Jennifer A. Chin (cswallow) wrote,
Jennifer A. Chin
cswallow

But when

 No time to write fully, but I want to remember the red-headed anole that sat next to me on the LSRC wall today, his delicate digits resting on the stonework, and the paper thinness of his breath moving in the tiny bellows of his body. I want to remember jamming down the hill on my bike ride home, being startled by the vanilla scent of some invisible bloom.

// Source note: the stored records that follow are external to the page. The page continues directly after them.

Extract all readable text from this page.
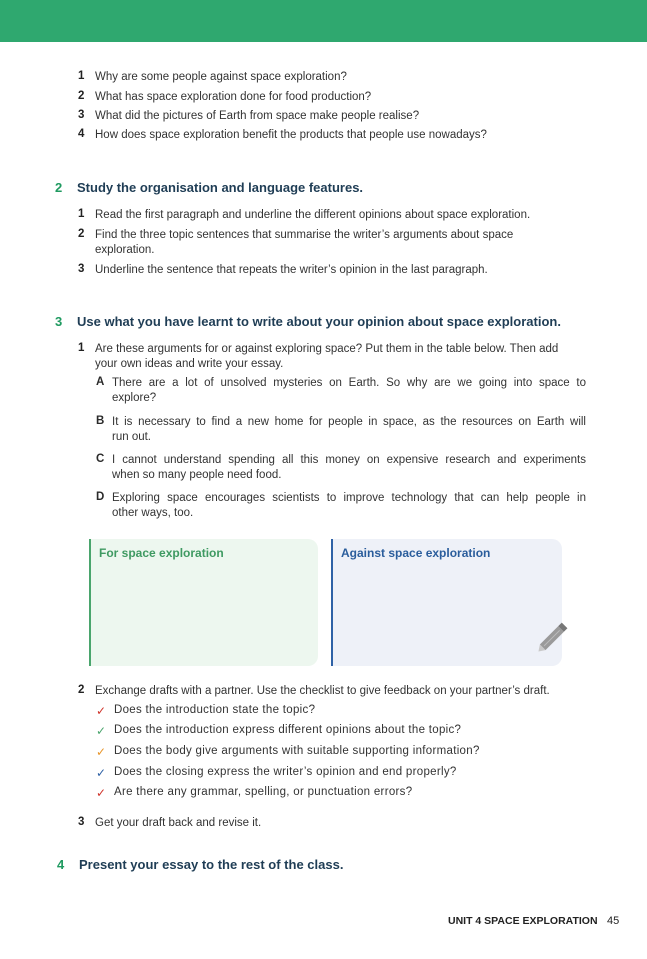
1 Why are some people against space exploration?
2 What has space exploration done for food production?
3 What did the pictures of Earth from space make people realise?
4 How does space exploration benefit the products that people use nowadays?
2	Study the organisation and language features.
1 Read the first paragraph and underline the different opinions about space exploration.
2 Find the three topic sentences that summarise the writer’s arguments about space
exploration.
3 Underline the sentence that repeats the writer’s opinion in the last paragraph.
3	Use what you have learnt to write about your opinion about space exploration.
1 Are these arguments for or against exploring space? Put them in the table below. Then add
your own ideas and write your essay.
A There are a lot of unsolved mysteries on Earth. So why are we going into space to
explore?
B It is necessary to find a new home for people in space, as the resources on Earth will
run out.
C I cannot understand spending all this money on expensive research and experiments
when so many people need food.
D Exploring space encourages scientists to improve technology that can help people in
other ways, too.
For space exploration	Against space exploration
2 Exchange drafts with a partner. Use the checklist to give feedback on your partner’s draft.
✓ Does the introduction state the topic?
✓ Does the introduction express different opinions about the topic?
✓ Does the body give arguments with suitable supporting information?
✓ Does the closing express the writer’s opinion and end properly?
✓ Are there any grammar, spelling, or punctuation errors?
3 Get your draft back and revise it.
4	Present your essay to the rest of the class.
UNIT 4 SPACE EXPLORATION 45
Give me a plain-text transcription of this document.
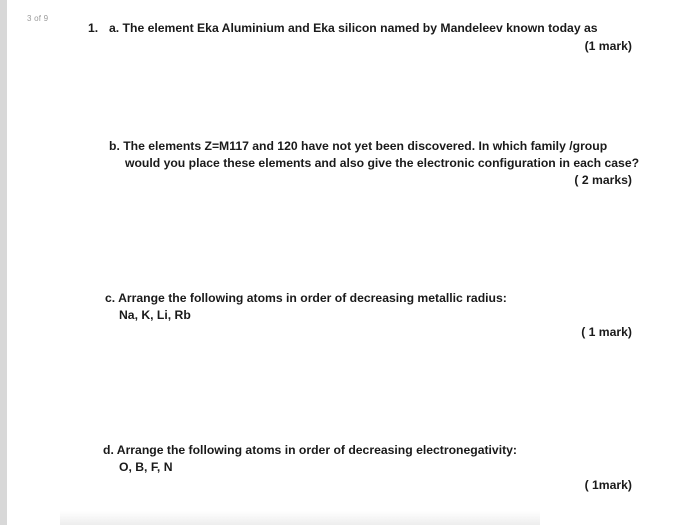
3 of 9
1. a. The element Eka Aluminium and Eka silicon named by Mandeleev known today as
(1 mark)
b. The elements Z=M117 and 120 have not yet been discovered. In which family /group
would you place these elements and also give the electronic configuration in each case?
( 2 marks)
c. Arrange the following atoms in order of decreasing metallic radius:
Na, K, Li, Rb
( 1 mark)
d. Arrange the following atoms in order of decreasing electronegativity:
O, B, F, N
( 1mark)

It's spring and I've pulled my blinds up and tied them there. The trees come inside, so does the enormous spring moon, and the dawn light as I wake bleary-eyed for class. And when I smell the coffee brewing I feel happy and at home.
 
I've been questioning myself so much, every day of the past few weeks. But when during language exchange Edward is drawing me a map of the best restaurants in Beijing and I'm telling him what "grits" are; when Allison and Ashley and Azhar perch next to me and we talk about the future of Pakistan; when I see Rex for the first time in 2 months and he tells me his wife is pregnant; when Garner expounds on the joys of Jimmy Buffet; when I am sitting here in between a shower and a meeting and the azaleas are blooming, and so are the lilies from Clay, and so are my dancing dreams...
 
When all that, I can feel my body alive in the world - heart beating, nerves firing - and I realize that questions or not, this is my beautiful life.